I can take a week off work if it means seeing Cecilia in bikinis, laughing on the beach, teasing me in a pool.
I type “chocolate” and the tropical island dissolves into her desktop. It’s filled with neat folders, organized and color-coordinated. Best assistant I’d ever had. Should have appreciated her more when I had her.
Even if I prefer the way I have her now.
My eyes flick from folder and file to the next one. They stop on top of a widget on the desktop. It’s a timer. A stopwatch, to be exact.
It’s set for months, weeks and days. Seven months, twenty-two days, fifteen minutes, fifty-six seconds. Above it in tiny letters are seven words.Until I get rid of St. Clair!
I watch the timer for a long time. The seconds add up. Fifty-seven, fifty-eight, fifty-nine. Another minute shaved off her sentence.
She’s counting the days until our marriage ends.
When I finally print her business plan and staple it, I don’t have the mind to appreciate the neat front page. All I can see is the timer.
She’d pitched her business to Carter, because she wanted his investment, not mine. She’s committed to not making our marriage messier, because she’s always planned on ending it. Following our contract.
Like I was, once.
Like I should always be.
Business and pleasure don’t mix. How many times had I heard that? How many times had my grandfather told me that?
Never hire your friends. Never work with your family.

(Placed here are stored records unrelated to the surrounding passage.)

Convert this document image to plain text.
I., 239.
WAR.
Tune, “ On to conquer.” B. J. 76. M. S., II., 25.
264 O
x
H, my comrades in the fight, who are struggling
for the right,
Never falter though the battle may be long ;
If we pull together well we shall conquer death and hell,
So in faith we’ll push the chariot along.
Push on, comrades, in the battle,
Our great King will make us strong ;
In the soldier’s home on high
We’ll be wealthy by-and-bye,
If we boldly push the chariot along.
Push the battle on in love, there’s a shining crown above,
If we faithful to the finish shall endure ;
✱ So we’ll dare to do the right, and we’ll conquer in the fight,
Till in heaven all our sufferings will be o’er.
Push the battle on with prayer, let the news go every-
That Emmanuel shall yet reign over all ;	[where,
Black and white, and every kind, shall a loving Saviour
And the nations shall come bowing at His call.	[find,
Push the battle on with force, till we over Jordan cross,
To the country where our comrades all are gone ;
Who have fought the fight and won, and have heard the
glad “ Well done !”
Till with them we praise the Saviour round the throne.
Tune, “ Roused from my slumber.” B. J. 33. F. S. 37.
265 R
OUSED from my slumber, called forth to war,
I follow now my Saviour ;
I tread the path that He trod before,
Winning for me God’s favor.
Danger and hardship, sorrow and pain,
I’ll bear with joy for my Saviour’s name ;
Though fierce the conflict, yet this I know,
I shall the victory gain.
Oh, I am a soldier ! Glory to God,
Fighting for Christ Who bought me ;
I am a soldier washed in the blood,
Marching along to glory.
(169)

He hadn’t mentioned girlfriends, probably because he never assumed I’d be that stupid. Well. Watch me now, Richard. You shouldn’t have died.
I dress for dinner. Dinner with Cecilia’s mother, which was something she’d asked me to do. Introducing me to her mother feels off now. Not as a step forward, but as damage control.
Shame is like a beat beneath my breastbone, hiding a more painful emotion. I’d been so poor of a boss to her that she, still, couldn’t think of me as anything more serious than a business partner or a playmate in bed.
Steven doesn’t say hello when I get in the car. Perhaps he’s learned to tell my moods by now. Or perhaps he doesn’t dare because I’m that fucking intolerable as a boss.
I tug at the sleeves of my shirt. Fucking dinner with my fucking wife who can’t wait to fucking get rid of me. Everybody leaves. Everybody has always left. Why would she be any different?
Traffic makes me late, and the blackness of my mood turns sulfur. It’s oil beneath my skin. Tar-black and sticky.
I need to shake it off or I won’t be able to play my part.
“St. Clair,” I tell the hostess at the restaurant. “My wife should already be here.”
She shines up. “Oh, yes. We gave you a great table in the back. Follow me.”
I walk through the crowded Upper East Side restaurant. I shouldn’t have booked something like this. The white tablecloths and candles scream pretentious, money, expectations. Everything her mother is not. Another strike for me.
They’re seated at a round table in the back of the restaurant.
Marguerite Myers looks like her daughter, only two decades older. They’re the spitting image of one another. One polished and dark-haired, the other wild and with hair streaked with gray at the temples, but both sharing the same wide smile.
The expression on her face makes me guess she’s not holding a grudge about our marriage. No wonder. Cecilia has probably told her she’s going to be rid of me soon enough. Only seven months and twenty-two days left.
Cecilia sees me and a private smile lights up her face. It’s not fair of her. “You made it!”
“Traffic made me late.” I press a kiss to her cheek. It’s hot and flushed beneath my lips. “I’m sorry.”
“Not a problem at all. Victor, this is my mother, Marguerite. Mom, meet Victor.”
She stands. The table had made her look taller, but now I’m looking down at a woman a head and a half shorter than me. Green eyes run me over before she extends her hand.